Sitka High student Jayson Miller holds up the rib bone of a humpback whale during Saturday’s “boil-a-thon.” (Redick/KCAW)

 The smell of simmering whale bones wafted through the parking lot of Sitka’s UAS campus on Saturday (10-21-23). Students and volunteers are working on a project to rearticulate the skeleton of a juvenile humpback whale that washed up on Kruzof Island this spring – but first, they have to boil the bones.

In one corner of the parking lot, Sitka High student Jayson Miller stands over a steaming metal tub of simmering rib bones.

“I’m just stirring the whale bones,” he says.

He hoists one out to examine it — it’s as thick as a human arm. A few yards away, Sitka High employee Lisa Hanson and student Alice Ann Ricketts are scrubbing platter-sized vertebrae with electric toothbrushes. 

Sitka High student Alice Ann Ricketts uses a scrub brush to clean a whale vertebra. (Redick/KCAW)

“We’re trying to get off the black spots and make sure there’s like no slimy stuff on it,” Ricketts says, pointing out a few spots of dark mold on the porous surface of the vertebra. 

This is the second time boiling these bones.
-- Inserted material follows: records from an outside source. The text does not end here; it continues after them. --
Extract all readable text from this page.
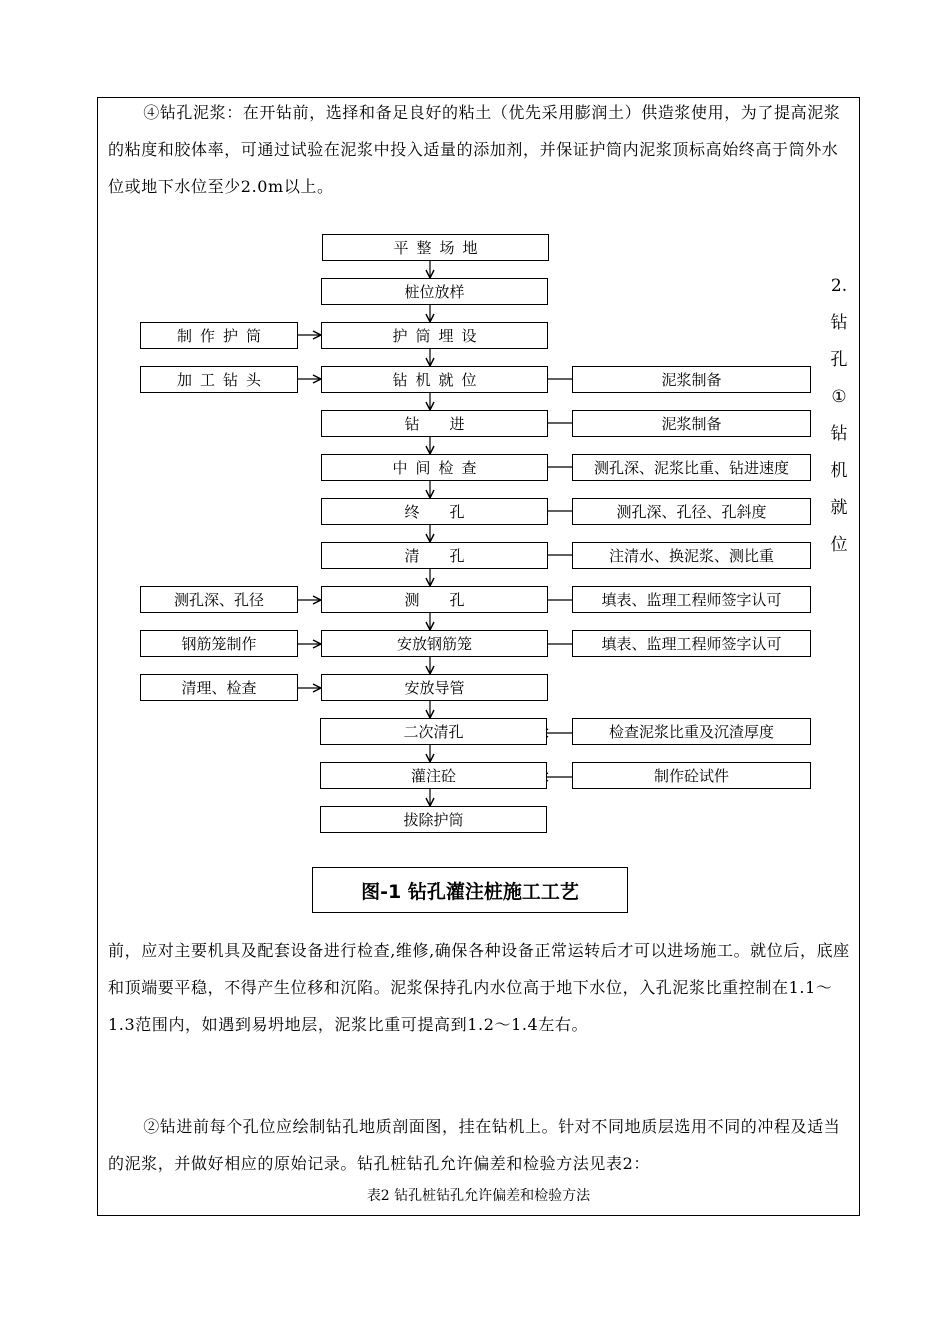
④钻孔泥浆：在开钻前，选择和备足良好的粘土（优先采用膨润土）供造浆使用，为了提高泥浆的粘度和胶体率，可通过试验在泥浆中投入适量的添加剂，并保证护筒内泥浆顶标高始终高于筒外水位或地下水位至少2.0m以上。

2.
钻
孔
①
钻
机
就
位
平整场地
桩位放样
护筒埋设
钻机就位
钻　　进
中间检查
终　　孔
清　　孔
测　　孔
安放钢筋笼
安放导管
二次清孔
灌注砼
拔除护筒
制作护筒
加工钻头
测孔深、孔径
钢筋笼制作
清理、检查
泥浆制备
泥浆制备
测孔深、泥浆比重、钻进速度
测孔深、孔径、孔斜度
注清水、换泥浆、测比重
填表、监理工程师签字认可
填表、监理工程师签字认可
检查泥浆比重及沉渣厚度
制作砼试件
图-1 钻孔灌注桩施工工艺

前，应对主要机具及配套设备进行检查,维修,确保各种设备正常运转后才可以进场施工。就位后，底座和顶端要平稳，不得产生位移和沉陷。泥浆保持孔内水位高于地下水位，入孔泥浆比重控制在1.1～1.3范围内，如遇到易坍地层，泥浆比重可提高到1.2～1.4左右。

②钻进前每个孔位应绘制钻孔地质剖面图，挂在钻机上。针对不同地质层选用不同的冲程及适当的泥浆，并做好相应的原始记录。钻孔桩钻孔允许偏差和检验方法见表2：

表2 钻孔桩钻孔允许偏差和检验方法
Hanson says the first round, when the bones still had bits of tissue, was messier.

“Much more messy,” she says. “These don’t have — there’s just a little bit left on them. There’s no meat, no fat.”

Shannon Atkinson, a professor of fisheries and ocean sciences at University of Alaska-Fairbanks in Juneau, is helping to oversee the project, which is led by Sitka High teacher Stacy Golden and supported by UAS and the Sitka Sound Science Center. Atkinson says that the project is intended to be a learning experience for students – which means she gets to quiz them as they work. She lobs questions at Miller as he stirs his tub of bones.

Volunteers use electric toothbrushes to clean the bone without damaging the porous surface. (Redick/KCAW)

Sometimes we add some dish soap to it. And why would we do that?” she asks. “What’s in dish detergent that makes it clean things? What’s left on your plate after you’ve had a steak or something? Right, grease.”

Atkinson also worked on the 2012 rearticulation of an orca skeleton that now hangs in the Sitka Sound Science Center. She sees both projects as a way to honor the whales. 

“What I realized from doing the orca is that the animal, while it may have not had a very long life, and obviously it got a little busted up during its life, but it is serving as such an ambassador for the species that it makes me really proud every time I walk in to see it,” Atkinson says. 

When complete, Atkinson says this skeleton will be one of only a few rearticulated humpback whale skeletons in Alaska. 

“Sitka is a very lucky community, to be able to have these kinds of projects,” she says. “And you just have to love a university that’s willing to let you boil whale bones – make whale soup – in its parking lot.”

There’s still a long way to go before these bones are ready to display. Once they’re clean, they’ll be soaked in ammonia to remove the last of the oil before assembly of the 160+ bones begins. But Atkinson says by fall 2024, Sitka High School should have a clean, fully-articulated humpback skeleton hanging in the commons.